Von Christian Schlesiger

Wer in Berlin wohnt, braucht kein Auto mehr. Dass das so ist, dafür sorgt auch das Berliner Start-up Emmy. Für 19 Cent pro Minute können sich Nutzer einen Elektroroller ausleihen. Damit ist Emmy Teil einer städtemobilen Revolution, die laut Gründer Valerian Seither bald in zwei weiteren deutschen Städten fortgesetzt wird. Und das Geschäftsmodell funktioniert.

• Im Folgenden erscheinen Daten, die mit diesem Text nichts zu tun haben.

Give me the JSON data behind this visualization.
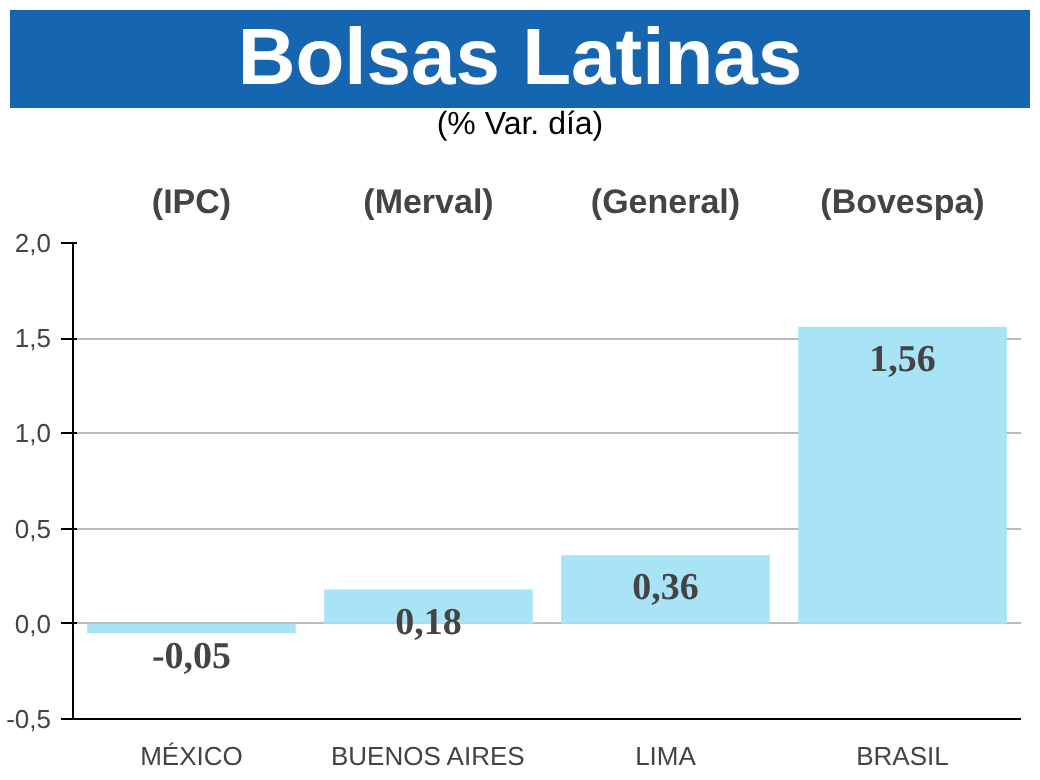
{
  "chart_data": {
    "type": "bar",
    "title": "Bolsas Latinas",
    "subtitle": "(% Var. día)",
    "categories": [
      "MÉXICO",
      "BUENOS AIRES",
      "LIMA",
      "BRASIL"
    ],
    "values": [
      -0.05,
      0.18,
      0.36,
      1.56
    ],
    "value_labels": [
      "-0,05",
      "0,18",
      "0,36",
      "1,56"
    ],
    "color": "#a8e3f6",
    "annotations": [
      "(IPC)",
      "(Merval)",
      "(General)",
      "(Bovespa)"
    ],
    "ylim": [
      -0.5,
      2.0
    ],
    "yticks": [
      {
        "value": -0.5,
        "label": "-0,5"
      },
      {
        "value": 0,
        "label": "0,0"
      },
      {
        "value": 0.5,
        "label": "0,5"
      },
      {
        "value": 1.0,
        "label": "1,0"
      },
      {
        "value": 1.5,
        "label": "1,5"
      },
      {
        "value": 2.0,
        "label": "2,0"
      }
    ],
    "grid": "y"
  }
}
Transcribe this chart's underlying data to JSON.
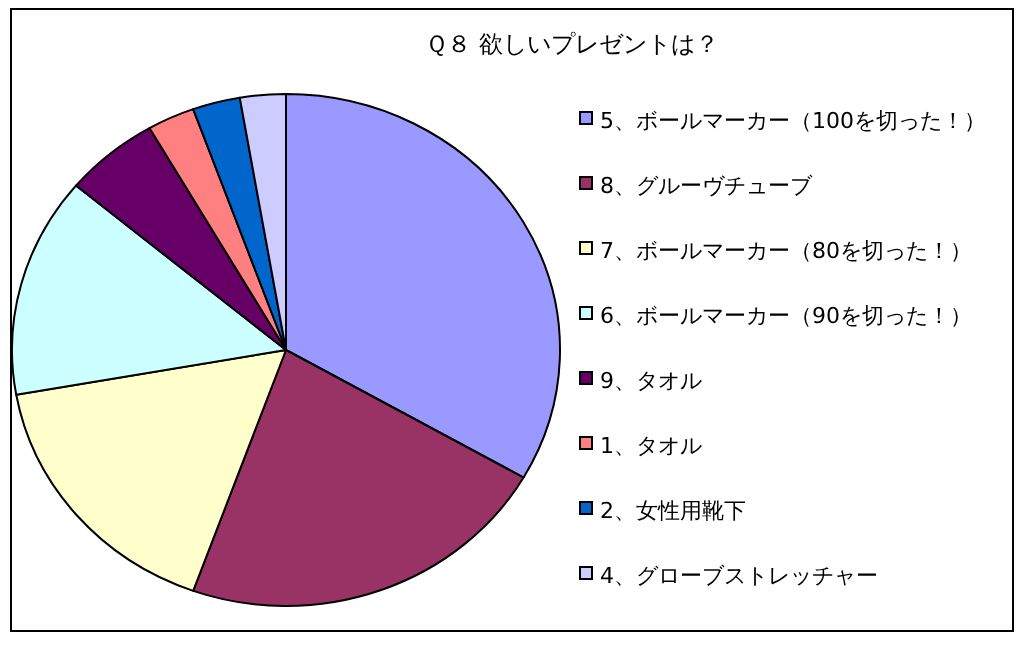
{
  "chart_data": {
    "type": "pie",
    "title": "Ｑ８ 欲しいプレゼントは？",
    "legend": "right",
    "categories": [
      "5、ボールマーカー（100を切った！）",
      "8、グルーヴチューブ",
      "7、ボールマーカー（80を切った！）",
      "6、ボールマーカー（90を切った！）",
      "9、タオル",
      "1、タオル",
      "2、女性用靴下",
      "4、グローブストレッチャー"
    ],
    "values": [
      33.3,
      22.2,
      16.7,
      13.9,
      5.6,
      2.8,
      2.8,
      2.7
    ],
    "colors": [
      "#9999ff",
      "#993366",
      "#ffffcc",
      "#ccffff",
      "#660066",
      "#ff8080",
      "#0066cc",
      "#ccccff"
    ]
  }
}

Herr Seither, Sie sind 2015 mit dem Scooter-Sharing in Berlin an den Start gegangen. Ihre Kunden können sich für 19 Cent pro Minute einen Elektroroller ausleihen. Funktioniert das Carsharing auf zwei Rädern auch wirtschaftlich?
Ja, unser Geschäftsmodell funktioniert. Ende 2015 hatten wir rund 5500 Kunden, ein Jahr später waren es mehr als 15.000. Die Nachfrage zeigt, dass unser Produkt im Markt wirklich gut ankommt. Unsere 150 Roller wurden insgesamt schon 750.000 Kilometer weit gefahren. Damit liegen wir voll im Plan.

Erstmals konnten die Berliner die Roller auch im Winter ausleihen. Mögen die Hauptstädter die Kälte?
Die Nachfrage ging natürlich ab November 2016 deutlich zurück. Aber ein harter Kern von Nutzern hat die Roller auch im Winter weiter gefahren. Wir mussten die Roller nur zwei Wochen lang komplett aus der App nehmen, weil die Witterung einen Betrieb nicht erlaubt hat.

Ist denn ein Winterbetrieb wirtschaftlich darstellbar?
Wir haben gar nicht erst versucht, die Roller so zu positionieren, um die Auslastung zu optimieren. Dafür war die Nachfrage insgesamt zu gering. Aber es ist schon sinnvoll, dass wir die Roller auch im Winter draußen stehen lassen. Denn wir haben ja auch ohne den Roller-Betrieb Kosten wie Kapitalkosten und Miete für Räume, in denen wir die Roller unterstellen würden. Der Winterbetrieb hat uns Einnahmen beschert. Trotzdem konnten wir die Roller warten und für die Hauptsaison reparieren.

Bislang hießen Sie eMio, jetzt plötzlich Emmy. Warum die Umbenennung?
Das hat markenrechtliche Gründe. Der Name Emio wurde uns leider streitig gemacht. Das ist zwar ärgerlich, aber wir mögen den neuen Namen Emmy. Und er steht für Aufbruch. Denn wir werden in diesem Jahr richtig wachsen.